I have young boys (5 and 8). They are an awesome match; because of their energy, they are able to keep up with the dogs and play with them. We have some land and the boys will take Cuddles "hunting." Cuddles seems contented to go and "hunt' as she seems to know what they are purposing for her. She does dig holes, but, again, we live in the country -- dig away.
~Amber K., owner of Siberian Husky
I'll have huskies until I'm too decrepit.
If you are active and don't leave your dog alone for long periods of time, they are the most perfect dogs. My first one had an abandonment issue -- she hated being alone and howled about it. She was a lead dog, which may have been part of her issue with being "left behind." Plus we didn't get her used to it at a young age. She took a long time to stop pulling on her leash, but she was the most loyal, loving dog who was perfectly fine with our cats. She talked to us like we were fluent in "rar row row" and loved playing and wrestling with her buddies.
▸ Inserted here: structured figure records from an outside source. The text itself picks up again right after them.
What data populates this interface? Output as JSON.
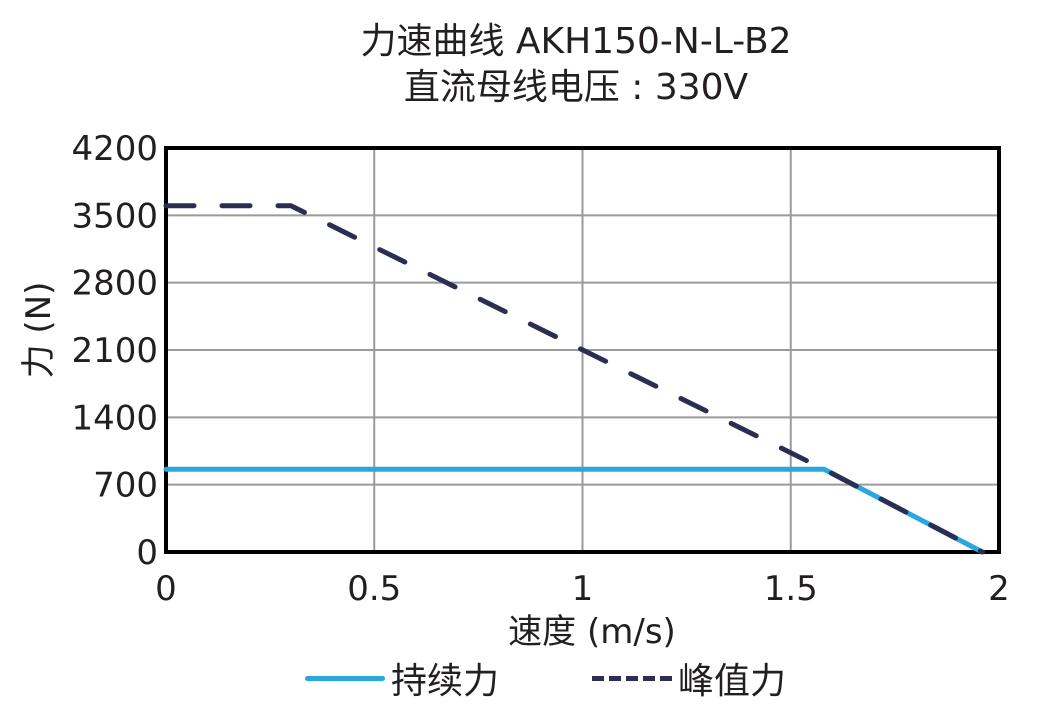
{
  "chart_data": {
    "type": "line",
    "title": "力速曲线 AKH150-N-L-B2",
    "subtitle": "直流母线电压 : 330V",
    "xlabel": "速度 (m/s)",
    "ylabel": "力 (N)",
    "xlim": [
      0,
      2
    ],
    "ylim": [
      0,
      4200
    ],
    "x_ticks": [
      "0",
      "0.5",
      "1",
      "1.5",
      "2"
    ],
    "y_ticks": [
      "0",
      "700",
      "1400",
      "2100",
      "2800",
      "3500",
      "4200"
    ],
    "grid": true,
    "legend_position": "bottom",
    "series": [
      {
        "name": "持续力",
        "style": "solid",
        "color": "#29a8e0",
        "points": [
          [
            0,
            860
          ],
          [
            1.58,
            860
          ],
          [
            1.96,
            0
          ]
        ]
      },
      {
        "name": "峰值力",
        "style": "dashed",
        "color": "#2b2d52",
        "points": [
          [
            0,
            3600
          ],
          [
            0.3,
            3600
          ],
          [
            1.58,
            860
          ],
          [
            1.96,
            0
          ]
        ]
      }
    ]
  },
  "legend": {
    "continuous": "持续力",
    "peak": "峰值力"
  }
}
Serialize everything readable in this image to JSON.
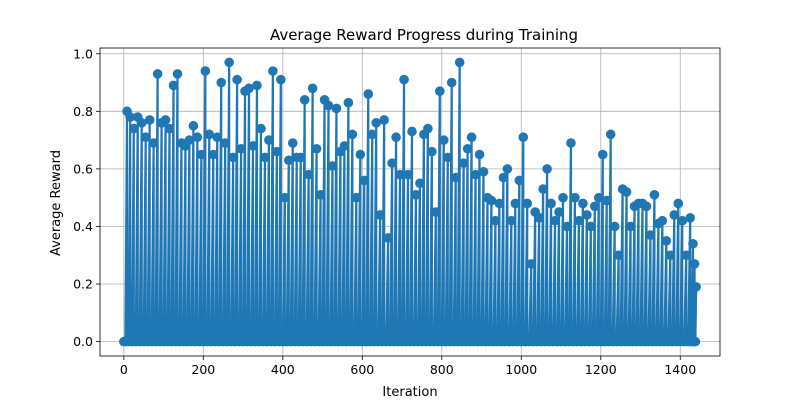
{
  "chart_data": {
    "type": "line",
    "title": "Average Reward Progress during Training",
    "xlabel": "Iteration",
    "ylabel": "Average Reward",
    "xlim": [
      -60,
      1500
    ],
    "ylim": [
      -0.05,
      1.02
    ],
    "xticks": [
      0,
      200,
      400,
      600,
      800,
      1000,
      1200,
      1400
    ],
    "yticks": [
      0.0,
      0.2,
      0.4,
      0.6,
      0.8,
      1.0
    ],
    "grid": true,
    "marker": "circle",
    "color": "#1f77b4",
    "series": [
      {
        "x": [
          0,
          8,
          16,
          25,
          35,
          45,
          55,
          65,
          75,
          85,
          95,
          105,
          115,
          125,
          135,
          145,
          155,
          165,
          175,
          185,
          195,
          205,
          215,
          225,
          235,
          245,
          255,
          265,
          275,
          285,
          295,
          305,
          315,
          325,
          335,
          345,
          355,
          365,
          375,
          385,
          395,
          405,
          415,
          425,
          435,
          445,
          455,
          465,
          475,
          485,
          495,
          505,
          515,
          525,
          535,
          545,
          555,
          565,
          575,
          585,
          595,
          605,
          615,
          625,
          635,
          645,
          655,
          665,
          675,
          685,
          695,
          705,
          715,
          725,
          735,
          745,
          755,
          765,
          775,
          785,
          795,
          805,
          815,
          825,
          835,
          845,
          855,
          865,
          875,
          885,
          895,
          905,
          915,
          925,
          935,
          945,
          955,
          965,
          975,
          985,
          995,
          1005,
          1015,
          1025,
          1035,
          1045,
          1055,
          1065,
          1075,
          1085,
          1095,
          1105,
          1115,
          1125,
          1135,
          1145,
          1155,
          1165,
          1175,
          1185,
          1195,
          1205,
          1215,
          1225,
          1235,
          1245,
          1255,
          1265,
          1275,
          1285,
          1295,
          1305,
          1315,
          1325,
          1335,
          1345,
          1355,
          1365,
          1375,
          1385,
          1395,
          1405,
          1415,
          1425,
          1432,
          1436,
          1440
        ],
        "y": [
          0.0,
          0.8,
          0.78,
          0.74,
          0.78,
          0.76,
          0.71,
          0.77,
          0.69,
          0.93,
          0.76,
          0.77,
          0.74,
          0.89,
          0.93,
          0.69,
          0.68,
          0.7,
          0.75,
          0.71,
          0.65,
          0.94,
          0.72,
          0.65,
          0.71,
          0.9,
          0.69,
          0.97,
          0.64,
          0.91,
          0.67,
          0.87,
          0.88,
          0.68,
          0.89,
          0.74,
          0.64,
          0.7,
          0.94,
          0.66,
          0.91,
          0.5,
          0.63,
          0.69,
          0.64,
          0.64,
          0.84,
          0.58,
          0.88,
          0.67,
          0.51,
          0.84,
          0.82,
          0.61,
          0.81,
          0.66,
          0.68,
          0.83,
          0.72,
          0.5,
          0.65,
          0.56,
          0.86,
          0.72,
          0.76,
          0.44,
          0.77,
          0.36,
          0.62,
          0.71,
          0.58,
          0.91,
          0.58,
          0.73,
          0.51,
          0.55,
          0.72,
          0.74,
          0.66,
          0.45,
          0.87,
          0.7,
          0.64,
          0.9,
          0.57,
          0.97,
          0.62,
          0.67,
          0.71,
          0.58,
          0.65,
          0.59,
          0.5,
          0.49,
          0.42,
          0.48,
          0.57,
          0.6,
          0.42,
          0.48,
          0.56,
          0.71,
          0.48,
          0.27,
          0.45,
          0.43,
          0.53,
          0.6,
          0.48,
          0.42,
          0.45,
          0.5,
          0.4,
          0.69,
          0.5,
          0.42,
          0.48,
          0.44,
          0.4,
          0.47,
          0.5,
          0.65,
          0.49,
          0.72,
          0.4,
          0.3,
          0.53,
          0.52,
          0.4,
          0.47,
          0.48,
          0.48,
          0.47,
          0.37,
          0.51,
          0.41,
          0.42,
          0.35,
          0.3,
          0.44,
          0.48,
          0.42,
          0.3,
          0.43,
          0.34,
          0.27,
          0.19
        ]
      }
    ]
  }
}
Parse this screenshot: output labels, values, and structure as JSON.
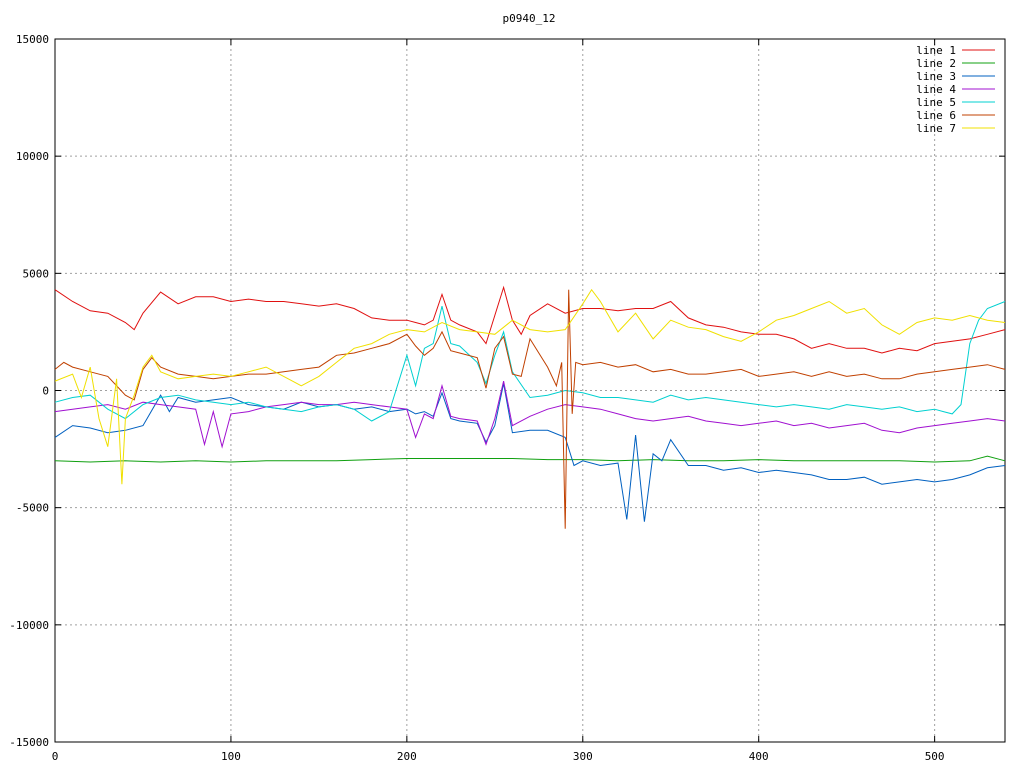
{
  "chart_data": {
    "type": "line",
    "title": "p0940_12",
    "xlabel": "",
    "ylabel": "",
    "xlim": [
      0,
      540
    ],
    "ylim": [
      -15000,
      15000
    ],
    "xticks": [
      0,
      100,
      200,
      300,
      400,
      500
    ],
    "xtick_labels": [
      "0",
      "100",
      "200",
      "300",
      "400",
      "500"
    ],
    "yticks": [
      -15000,
      -10000,
      -5000,
      0,
      5000,
      10000,
      15000
    ],
    "ytick_labels": [
      "-15000",
      "-10000",
      "-5000",
      "0",
      "5000",
      "10000",
      "15000"
    ],
    "grid": true,
    "legend_position": "top-right",
    "series": [
      {
        "name": "line 1",
        "color": "#e01010",
        "x": [
          0,
          10,
          20,
          30,
          40,
          45,
          50,
          60,
          70,
          80,
          90,
          100,
          110,
          120,
          130,
          140,
          150,
          160,
          170,
          180,
          190,
          200,
          205,
          210,
          215,
          220,
          225,
          230,
          240,
          245,
          250,
          255,
          260,
          265,
          270,
          280,
          290,
          300,
          310,
          320,
          330,
          340,
          350,
          360,
          370,
          380,
          390,
          400,
          410,
          420,
          430,
          440,
          450,
          460,
          470,
          480,
          490,
          500,
          510,
          520,
          530,
          540
        ],
        "values": [
          4300,
          3800,
          3400,
          3300,
          2900,
          2600,
          3300,
          4200,
          3700,
          4000,
          4000,
          3800,
          3900,
          3800,
          3800,
          3700,
          3600,
          3700,
          3500,
          3100,
          3000,
          3000,
          2900,
          2800,
          3000,
          4100,
          3000,
          2800,
          2500,
          2000,
          3200,
          4400,
          3000,
          2400,
          3200,
          3700,
          3300,
          3500,
          3500,
          3400,
          3500,
          3500,
          3800,
          3100,
          2800,
          2700,
          2500,
          2400,
          2400,
          2200,
          1800,
          2000,
          1800,
          1800,
          1600,
          1800,
          1700,
          2000,
          2100,
          2200,
          2400,
          2600
        ]
      },
      {
        "name": "line 2",
        "color": "#10a010",
        "x": [
          0,
          20,
          40,
          60,
          80,
          100,
          120,
          140,
          160,
          180,
          200,
          220,
          240,
          260,
          280,
          300,
          320,
          340,
          360,
          380,
          400,
          420,
          440,
          460,
          480,
          500,
          520,
          530,
          540
        ],
        "values": [
          -3000,
          -3050,
          -3000,
          -3050,
          -3000,
          -3050,
          -3000,
          -3000,
          -3000,
          -2950,
          -2900,
          -2900,
          -2900,
          -2900,
          -2950,
          -2950,
          -3000,
          -2950,
          -3000,
          -3000,
          -2950,
          -3000,
          -3000,
          -3000,
          -3000,
          -3050,
          -3000,
          -2800,
          -3000
        ]
      },
      {
        "name": "line 3",
        "color": "#0060c0",
        "x": [
          0,
          10,
          20,
          30,
          40,
          50,
          60,
          65,
          70,
          80,
          90,
          100,
          110,
          120,
          130,
          140,
          150,
          160,
          170,
          180,
          190,
          200,
          205,
          210,
          215,
          220,
          225,
          230,
          240,
          245,
          250,
          255,
          260,
          270,
          280,
          290,
          295,
          300,
          310,
          320,
          325,
          330,
          335,
          340,
          345,
          350,
          360,
          370,
          380,
          390,
          400,
          410,
          420,
          430,
          440,
          450,
          460,
          470,
          480,
          490,
          500,
          510,
          520,
          530,
          540
        ],
        "values": [
          -2000,
          -1500,
          -1600,
          -1800,
          -1700,
          -1500,
          -200,
          -900,
          -300,
          -500,
          -400,
          -300,
          -600,
          -700,
          -800,
          -500,
          -700,
          -600,
          -800,
          -700,
          -900,
          -800,
          -1000,
          -900,
          -1100,
          -100,
          -1200,
          -1300,
          -1400,
          -2200,
          -1500,
          300,
          -1800,
          -1700,
          -1700,
          -2000,
          -3200,
          -3000,
          -3200,
          -3100,
          -5500,
          -1900,
          -5600,
          -2700,
          -3000,
          -2100,
          -3200,
          -3200,
          -3400,
          -3300,
          -3500,
          -3400,
          -3500,
          -3600,
          -3800,
          -3800,
          -3700,
          -4000,
          -3900,
          -3800,
          -3900,
          -3800,
          -3600,
          -3300,
          -3200
        ]
      },
      {
        "name": "line 4",
        "color": "#a010d0",
        "x": [
          0,
          10,
          20,
          30,
          40,
          50,
          60,
          70,
          80,
          85,
          90,
          95,
          100,
          110,
          120,
          130,
          140,
          150,
          160,
          170,
          180,
          190,
          200,
          205,
          210,
          215,
          220,
          225,
          230,
          240,
          245,
          250,
          255,
          260,
          270,
          280,
          290,
          300,
          310,
          320,
          330,
          340,
          350,
          360,
          370,
          380,
          390,
          400,
          410,
          420,
          430,
          440,
          450,
          460,
          470,
          480,
          490,
          500,
          510,
          520,
          530,
          540
        ],
        "values": [
          -900,
          -800,
          -700,
          -600,
          -800,
          -500,
          -600,
          -700,
          -800,
          -2300,
          -900,
          -2400,
          -1000,
          -900,
          -700,
          -600,
          -500,
          -600,
          -600,
          -500,
          -600,
          -700,
          -800,
          -2000,
          -1000,
          -1200,
          200,
          -1100,
          -1200,
          -1300,
          -2300,
          -1200,
          400,
          -1500,
          -1100,
          -800,
          -600,
          -700,
          -800,
          -1000,
          -1200,
          -1300,
          -1200,
          -1100,
          -1300,
          -1400,
          -1500,
          -1400,
          -1300,
          -1500,
          -1400,
          -1600,
          -1500,
          -1400,
          -1700,
          -1800,
          -1600,
          -1500,
          -1400,
          -1300,
          -1200,
          -1300
        ]
      },
      {
        "name": "line 5",
        "color": "#00d0d0",
        "x": [
          0,
          10,
          20,
          30,
          40,
          50,
          60,
          70,
          80,
          90,
          100,
          110,
          120,
          130,
          140,
          150,
          160,
          170,
          180,
          190,
          200,
          205,
          210,
          215,
          220,
          225,
          230,
          240,
          245,
          250,
          255,
          260,
          270,
          280,
          290,
          300,
          310,
          320,
          330,
          340,
          350,
          360,
          370,
          380,
          390,
          400,
          410,
          420,
          430,
          440,
          450,
          460,
          470,
          480,
          490,
          500,
          505,
          510,
          515,
          520,
          525,
          530,
          540
        ],
        "values": [
          -500,
          -300,
          -200,
          -800,
          -1200,
          -600,
          -300,
          -200,
          -400,
          -500,
          -600,
          -500,
          -700,
          -800,
          -900,
          -700,
          -600,
          -800,
          -1300,
          -900,
          1500,
          200,
          1800,
          2000,
          3600,
          2000,
          1900,
          1200,
          300,
          1500,
          2500,
          800,
          -300,
          -200,
          0,
          -100,
          -300,
          -300,
          -400,
          -500,
          -200,
          -400,
          -300,
          -400,
          -500,
          -600,
          -700,
          -600,
          -700,
          -800,
          -600,
          -700,
          -800,
          -700,
          -900,
          -800,
          -900,
          -1000,
          -600,
          2000,
          3000,
          3500,
          3800
        ]
      },
      {
        "name": "line 6",
        "color": "#c04000",
        "x": [
          0,
          5,
          10,
          20,
          30,
          40,
          45,
          50,
          55,
          60,
          70,
          80,
          90,
          100,
          110,
          120,
          130,
          140,
          150,
          160,
          170,
          180,
          190,
          200,
          205,
          210,
          215,
          220,
          225,
          230,
          240,
          245,
          250,
          255,
          260,
          265,
          270,
          275,
          280,
          285,
          288,
          290,
          292,
          294,
          296,
          300,
          310,
          320,
          330,
          340,
          350,
          360,
          370,
          380,
          390,
          400,
          410,
          420,
          430,
          440,
          450,
          460,
          470,
          480,
          490,
          500,
          510,
          520,
          530,
          540
        ],
        "values": [
          900,
          1200,
          1000,
          800,
          600,
          -200,
          -400,
          900,
          1400,
          1000,
          700,
          600,
          500,
          600,
          700,
          700,
          800,
          900,
          1000,
          1500,
          1600,
          1800,
          2000,
          2400,
          1900,
          1500,
          1800,
          2500,
          1700,
          1600,
          1400,
          100,
          1800,
          2300,
          700,
          600,
          2200,
          1600,
          1000,
          200,
          1200,
          -5900,
          4300,
          -1000,
          1200,
          1100,
          1200,
          1000,
          1100,
          800,
          900,
          700,
          700,
          800,
          900,
          600,
          700,
          800,
          600,
          800,
          600,
          700,
          500,
          500,
          700,
          800,
          900,
          1000,
          1100,
          900
        ]
      },
      {
        "name": "line 7",
        "color": "#f0e000",
        "x": [
          0,
          10,
          15,
          20,
          25,
          30,
          35,
          38,
          40,
          45,
          50,
          55,
          60,
          70,
          80,
          90,
          100,
          110,
          120,
          130,
          140,
          150,
          160,
          170,
          180,
          190,
          200,
          210,
          220,
          230,
          240,
          250,
          260,
          270,
          280,
          290,
          300,
          305,
          310,
          320,
          330,
          340,
          350,
          360,
          370,
          380,
          390,
          400,
          410,
          420,
          430,
          440,
          450,
          460,
          470,
          480,
          490,
          500,
          510,
          520,
          530,
          540
        ],
        "values": [
          400,
          700,
          -300,
          1000,
          -1200,
          -2400,
          500,
          -4000,
          -1200,
          -200,
          1000,
          1500,
          800,
          500,
          600,
          700,
          600,
          800,
          1000,
          600,
          200,
          600,
          1200,
          1800,
          2000,
          2400,
          2600,
          2500,
          2900,
          2600,
          2500,
          2400,
          3000,
          2600,
          2500,
          2600,
          3700,
          4300,
          3800,
          2500,
          3300,
          2200,
          3000,
          2700,
          2600,
          2300,
          2100,
          2500,
          3000,
          3200,
          3500,
          3800,
          3300,
          3500,
          2800,
          2400,
          2900,
          3100,
          3000,
          3200,
          3000,
          2900
        ]
      }
    ]
  }
}
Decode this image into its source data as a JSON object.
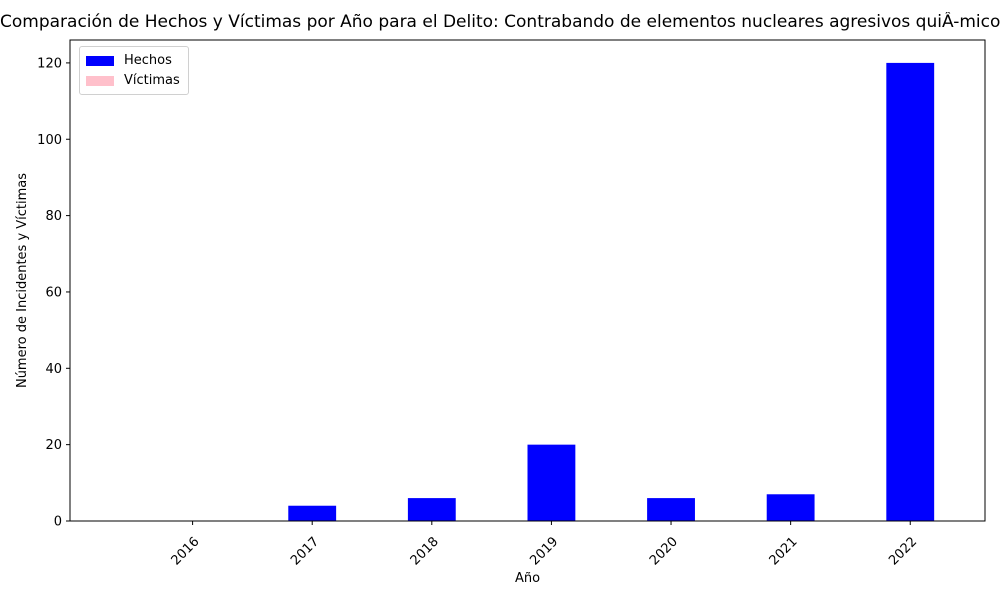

Our second husky has even more personality. She's a mind reader (knows if we're going in the car to go somewhere for a walk, or crossing the road, etc.). She's fabulous with our cat and absolutely loves children. She'll go belly up if she senses a child is nervous or if they are very small.
While a lot of huskies can be a bit aloof with strangers, she greets anyone who talks to her like they are long-lost friends. This one does very well alone all day (although she doesn't have to do this very often).
As someone else mentioned, they're easy to toilet train, but you have to keep your eyes open. She'll stand by the door, she won't come get you if she has to go.
My experience has also been that they're fussy eaters and don't digest kibble that well. She does great on raw chicken and a bison hard food (alternating days) with scrambled eggs and canned salmon or tripe as snacks, but it took a long time to find the right combination. She thinks she can still fit in our laps and has a great sense of humour.
The key to a happy husky is exercise and interaction. They're a medium responsive dog, though this one I can let off the leash in an protected natural area when she has a dog friend. They'll always know what you want, but if they don't see what's in it for them, or they'd rather not do it, they'll just look at you and wait for your to prove your point in a better fashion. This might be why some people have said you need to be boss and be a disciplinarian, but I say just pick your battles. They are so loyal and loving you don't need to be super alpha with them. A true companion dog.